Karimunjawa Eating Out
Since Karimun town is quite a small place, you can’t expect to find a great number or variety of eating establishments. Some guesthouses offer their guests meals or kitchen facilities, but most travellers end up heading out in the evenings to discover the best Karimunjawa eating out options.
Karimunjawa Eating Out
Your food options in Karimunjawa are fairly limited. Variations of egg, rice, noodles, chicken, tofu, fish and soups for the Indonesian dishes. Pizza, pasta and burgers for the Western dishes.
If you search around, you can supplement these with grilled corn and sweet or savoury pancakes. However, it’s not easy to find fruit other than bananas and a few mangoes. There is a market with a fruit shop, but this was closed most of the time. Even when we found it open, there wasn’t a lot of choice.
One discovery we did make was Salak. This is a small roundish fruit with interestingly-textured skin like snakeskin. The hard cream-coloured fruit has the texture of a carrot with a slightly sweet taste like an apple.
Most of the eateries serve tea, hot or cold. A few of the tourist-oriented restaurants serve beer from IDR 45,000 (€3) for a large bottle. You can buy also freshly-made fruit juices at the night market, but beware the colorful dragonfruit juice: It tastes like water with an aftertaste of grass, and acts as a very rapid diuretic!
Meet ‘n Greet
Very popular with foreigners looking for a taste of home, Meet ‘n Greet offers a variety of burgers and pizzas, and you can buy alcoholic drinks. Definitely one of the more expensive places in town to eat.
Sunset at Amore’s
Amore’s is a very pleasant and relaxing seafront gardened area and restaurant. We ate here on several early evenings, enjoying the sunset view over the bay, looking towards Menjangan Besar island.
This also isn’t the cheapest place to eat in Kariman. On average, we paid around IDR 180,000 (€14) for an Indonesian meal for two, including 2 large bottles of the local Prost beer. A Western meal for 2 with beer is slightly more expensive, typically costing over IDR 200,000 (€14).
Take some advice, and don’t bother ordering the beef and potatoes.
For the more budget-conscious, why not go for one of the specialties offered by the street vendors?
Martabak Telor is a classic Indonesian specialty: A spicy folded omelette pancake filled with bits of vegetables or minced meat. For a sweet pancake, try one of the varieties of Kue Bandung on offer.
You can buy these treats freshly-made on the street for around IDR 20,000 (€1.50).
Alternatively, head on over to the Night Market and order some freshly-made chicken satay.
The Night Market was the place we frequented the most.

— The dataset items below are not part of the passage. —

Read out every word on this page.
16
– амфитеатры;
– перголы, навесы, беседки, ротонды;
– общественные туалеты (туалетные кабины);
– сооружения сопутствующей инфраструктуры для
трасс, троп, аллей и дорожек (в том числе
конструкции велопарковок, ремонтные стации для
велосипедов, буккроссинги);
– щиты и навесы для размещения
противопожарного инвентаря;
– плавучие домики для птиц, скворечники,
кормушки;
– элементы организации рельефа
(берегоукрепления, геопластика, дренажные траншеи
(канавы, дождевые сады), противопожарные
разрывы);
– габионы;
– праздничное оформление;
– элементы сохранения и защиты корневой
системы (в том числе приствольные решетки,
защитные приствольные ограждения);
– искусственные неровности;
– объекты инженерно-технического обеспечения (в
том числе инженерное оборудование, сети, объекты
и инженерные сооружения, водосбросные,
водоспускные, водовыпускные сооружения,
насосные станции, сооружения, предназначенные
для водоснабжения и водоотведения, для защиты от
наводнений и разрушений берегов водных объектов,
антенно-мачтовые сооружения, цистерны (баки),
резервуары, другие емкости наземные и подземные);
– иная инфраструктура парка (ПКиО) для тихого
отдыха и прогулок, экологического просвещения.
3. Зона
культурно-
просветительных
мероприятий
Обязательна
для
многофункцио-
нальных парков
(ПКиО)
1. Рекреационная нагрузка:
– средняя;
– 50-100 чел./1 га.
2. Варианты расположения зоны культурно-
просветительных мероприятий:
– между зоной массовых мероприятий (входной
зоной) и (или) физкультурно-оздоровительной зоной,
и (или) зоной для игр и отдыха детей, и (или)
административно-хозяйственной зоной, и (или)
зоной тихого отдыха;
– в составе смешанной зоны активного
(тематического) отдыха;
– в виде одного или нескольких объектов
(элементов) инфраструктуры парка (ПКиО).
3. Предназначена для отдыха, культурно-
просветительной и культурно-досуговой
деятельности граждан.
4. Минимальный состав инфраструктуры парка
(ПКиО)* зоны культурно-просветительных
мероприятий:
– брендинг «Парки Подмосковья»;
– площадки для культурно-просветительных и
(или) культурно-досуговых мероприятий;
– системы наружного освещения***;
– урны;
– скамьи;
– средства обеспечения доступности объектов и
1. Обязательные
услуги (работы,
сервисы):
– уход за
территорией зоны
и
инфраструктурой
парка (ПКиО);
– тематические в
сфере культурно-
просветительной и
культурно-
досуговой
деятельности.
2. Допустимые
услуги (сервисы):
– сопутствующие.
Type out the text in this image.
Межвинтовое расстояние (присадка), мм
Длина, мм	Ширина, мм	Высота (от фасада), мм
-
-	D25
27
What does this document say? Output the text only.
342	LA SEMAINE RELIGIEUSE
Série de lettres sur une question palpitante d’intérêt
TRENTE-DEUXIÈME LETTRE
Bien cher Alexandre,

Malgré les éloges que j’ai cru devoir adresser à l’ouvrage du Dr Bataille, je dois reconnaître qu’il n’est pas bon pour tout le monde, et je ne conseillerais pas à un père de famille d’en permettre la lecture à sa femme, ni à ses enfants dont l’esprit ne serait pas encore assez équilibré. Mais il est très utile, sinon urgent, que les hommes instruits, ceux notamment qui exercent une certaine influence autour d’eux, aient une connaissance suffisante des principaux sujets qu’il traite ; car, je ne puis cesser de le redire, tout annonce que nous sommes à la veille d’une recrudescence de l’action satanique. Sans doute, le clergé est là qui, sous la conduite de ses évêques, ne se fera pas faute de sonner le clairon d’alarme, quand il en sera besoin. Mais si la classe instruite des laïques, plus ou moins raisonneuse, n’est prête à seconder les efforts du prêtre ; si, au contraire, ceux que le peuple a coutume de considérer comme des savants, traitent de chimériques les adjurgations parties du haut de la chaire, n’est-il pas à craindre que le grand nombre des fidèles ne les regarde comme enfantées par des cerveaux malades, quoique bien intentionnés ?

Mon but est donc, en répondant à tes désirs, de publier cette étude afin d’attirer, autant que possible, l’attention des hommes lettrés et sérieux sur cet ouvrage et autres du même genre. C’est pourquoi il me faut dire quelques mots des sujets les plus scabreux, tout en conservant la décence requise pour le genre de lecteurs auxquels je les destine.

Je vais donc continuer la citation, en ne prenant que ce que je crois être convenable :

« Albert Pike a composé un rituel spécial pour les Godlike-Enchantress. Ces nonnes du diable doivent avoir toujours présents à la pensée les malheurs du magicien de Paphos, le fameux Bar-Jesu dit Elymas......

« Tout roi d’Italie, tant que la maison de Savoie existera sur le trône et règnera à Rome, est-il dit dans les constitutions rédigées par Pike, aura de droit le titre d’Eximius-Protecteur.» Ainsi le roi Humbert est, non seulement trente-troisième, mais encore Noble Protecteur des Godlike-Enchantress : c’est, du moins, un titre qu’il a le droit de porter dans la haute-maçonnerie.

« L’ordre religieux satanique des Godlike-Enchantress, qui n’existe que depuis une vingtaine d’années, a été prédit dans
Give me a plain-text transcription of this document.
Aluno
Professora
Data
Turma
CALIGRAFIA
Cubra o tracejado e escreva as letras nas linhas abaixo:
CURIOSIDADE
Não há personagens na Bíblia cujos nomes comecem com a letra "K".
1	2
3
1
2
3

This is a busy, vibrant hive of activity where you can order a variety of noodle soups, grilled fish – catch of the day – nasi or mie goreng, tea and fruit shakes and juices.
You can sit down and eat close to the food stalls. Very low tables are arranged on sheets of tarpaulin on the nearby football lawn. If you’re into yoga – or supple enough – you’ll be sufficiently comfortable while you strike the lotus position and eat.
If you’re like me, you’ll just grin and bear it. The food is really good.